REPUBLIKA.CO.ID, JAKARTA – World Health Organization (WHO) memprediksi angka gangguan pendengaran di dunia akan terus meningkat dari tahun ke tahun. Jika tidak ada tindakan masif, penderita gangguan pendengaran bisa mencapai 630 juta jiwa pada tahun 2030, meningkat hampir 144 juta dari tahun 2018 yang mencapai 466 juta jiwa penderita.
Bagaimana kondisinya di Indonesia? Dr Hably Warganegara SpTHT-KL mengatakan, salah satu gangguan pendengaran yang potensial terjadi di wilayah tropis seperti Indonesia bersumber dari keberadaan serumen atau kotoran telinga.
Menurut Halby, satu di antara 10 bayi di Indonesia dipastikan serumennya bermasalah. Sementara itu, satu di antara 20 orang dewasa juga mengalami masalah serumen.
"Kalau serumennya padat, kering, dan keras itu dipastikan tidak normal," jelas dokter spesialis telinga, hidung, tenggorok-bedah kepala dan leher dari RS Pondok Indah di Menteng Jakarta, Rabu (27/2).
Halby mengungkapkan, hidup di iklim tropis, masyarakat Indonesia lebih banyak terpapar debu. Alhasil, kotoran telinganya lebih banyak.

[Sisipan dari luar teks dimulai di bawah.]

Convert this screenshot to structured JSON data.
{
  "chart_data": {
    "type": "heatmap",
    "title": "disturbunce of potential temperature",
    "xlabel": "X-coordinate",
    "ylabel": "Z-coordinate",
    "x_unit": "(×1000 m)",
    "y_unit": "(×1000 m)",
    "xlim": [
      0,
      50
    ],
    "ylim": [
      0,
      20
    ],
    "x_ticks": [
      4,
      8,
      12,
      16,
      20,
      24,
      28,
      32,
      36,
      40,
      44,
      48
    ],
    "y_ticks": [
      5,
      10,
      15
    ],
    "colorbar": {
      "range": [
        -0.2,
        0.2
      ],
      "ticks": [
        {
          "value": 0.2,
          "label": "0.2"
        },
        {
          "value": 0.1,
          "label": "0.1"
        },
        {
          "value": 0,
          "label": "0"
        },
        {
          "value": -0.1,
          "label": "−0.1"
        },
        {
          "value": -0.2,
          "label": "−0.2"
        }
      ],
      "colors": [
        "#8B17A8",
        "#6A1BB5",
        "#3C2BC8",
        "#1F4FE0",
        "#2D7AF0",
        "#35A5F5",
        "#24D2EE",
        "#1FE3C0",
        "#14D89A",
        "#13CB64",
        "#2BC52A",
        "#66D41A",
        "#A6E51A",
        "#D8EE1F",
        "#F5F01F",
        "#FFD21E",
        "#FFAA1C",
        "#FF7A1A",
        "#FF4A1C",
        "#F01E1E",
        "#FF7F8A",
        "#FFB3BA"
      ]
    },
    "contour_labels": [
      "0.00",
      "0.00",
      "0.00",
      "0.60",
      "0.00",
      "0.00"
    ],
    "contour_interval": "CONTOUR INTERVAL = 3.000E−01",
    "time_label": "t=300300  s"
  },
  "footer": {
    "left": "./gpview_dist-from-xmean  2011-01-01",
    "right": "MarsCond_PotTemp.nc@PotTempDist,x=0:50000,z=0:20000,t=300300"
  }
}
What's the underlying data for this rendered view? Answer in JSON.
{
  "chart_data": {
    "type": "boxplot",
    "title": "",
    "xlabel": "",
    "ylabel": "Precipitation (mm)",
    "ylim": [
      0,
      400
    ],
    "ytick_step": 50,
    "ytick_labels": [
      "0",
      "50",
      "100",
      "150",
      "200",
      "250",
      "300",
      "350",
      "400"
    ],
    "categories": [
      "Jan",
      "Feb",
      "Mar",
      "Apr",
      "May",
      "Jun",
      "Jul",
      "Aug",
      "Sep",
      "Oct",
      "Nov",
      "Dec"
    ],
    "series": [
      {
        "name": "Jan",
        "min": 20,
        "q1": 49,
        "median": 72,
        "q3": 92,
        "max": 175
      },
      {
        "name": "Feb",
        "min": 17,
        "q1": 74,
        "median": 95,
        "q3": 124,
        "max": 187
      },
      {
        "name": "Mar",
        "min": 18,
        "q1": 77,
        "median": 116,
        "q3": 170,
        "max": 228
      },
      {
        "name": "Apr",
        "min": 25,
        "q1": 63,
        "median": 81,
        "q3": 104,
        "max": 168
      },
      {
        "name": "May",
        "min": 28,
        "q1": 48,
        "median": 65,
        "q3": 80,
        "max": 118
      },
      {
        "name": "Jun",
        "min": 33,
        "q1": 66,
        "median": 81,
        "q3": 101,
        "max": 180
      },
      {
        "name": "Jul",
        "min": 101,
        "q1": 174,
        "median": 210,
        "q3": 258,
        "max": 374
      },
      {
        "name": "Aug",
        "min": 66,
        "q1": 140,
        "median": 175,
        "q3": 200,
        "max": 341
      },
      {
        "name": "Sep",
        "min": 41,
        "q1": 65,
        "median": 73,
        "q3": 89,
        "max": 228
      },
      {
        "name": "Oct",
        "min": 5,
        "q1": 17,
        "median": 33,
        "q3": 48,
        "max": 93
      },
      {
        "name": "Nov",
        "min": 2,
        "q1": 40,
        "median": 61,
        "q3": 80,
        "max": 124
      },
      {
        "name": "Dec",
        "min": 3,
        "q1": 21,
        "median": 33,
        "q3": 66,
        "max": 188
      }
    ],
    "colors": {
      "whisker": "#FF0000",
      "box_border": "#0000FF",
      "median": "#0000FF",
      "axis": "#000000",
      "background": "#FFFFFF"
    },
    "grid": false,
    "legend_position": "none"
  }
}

Kondisi tersebut juga diperparah dengan banyak orang yang memiliki sugesti untuk membersihkan kotoran telinga hampir setiap hari. Padahal, hal itu malah menimbulkan gangguan pendengaran.
Hably mengingatkan, kotoran telinga tidak boleh sembarangan dibersihkan dengan cotton bud atau ear candle. Penggunaan kapas korek kuping atau lilin telinga dikhawatirkan akan mendorong serumen semakin ke dalam, alih-alih mengeluarkannya.
Lantas, kapan sebaiknya menggunakan cotton bud? Menurut Halby, telinga dapat dibersihkan dengan korek kuping ketika terasa mengganggu atau gatal.
"Asal membersihkannya hanya di area sepertiga bagian luar liang telinga,” kata Hably.
Bahaya mengorek kuping dengan cotton bud.
Serumen diproduksi dari kelenjar sebasea, kelenjar seruminosa, epitel kulit yang terlepasm dan partikel debu. Serumen dibagi atas dua tipem yaitu tipe basah dan tipe kering.
Serumen tipe kering bisa jadi lunak ataupun keras. Serumen tipe kering akan tampak berkeping-keping, berwarna kuning emas, dan berkeratin skuamosa.
Serumen tipe lunak lebih sering ditemukan pada anak-anak, sedangkan tipe keras lebih sering pada dewasa. Hably pun mengimbau agar setiap orang tua memiliki pengetahuan yang cukup terhadap jenis dan cara menangani serumen sehingga bisa melakukan deteksi dini.
"Orang tua harus cermat untuk segera memeriksa bayi ke dokter. Jangan tunggu bayi lebih berumur untuk melakukannya,” kata Hably.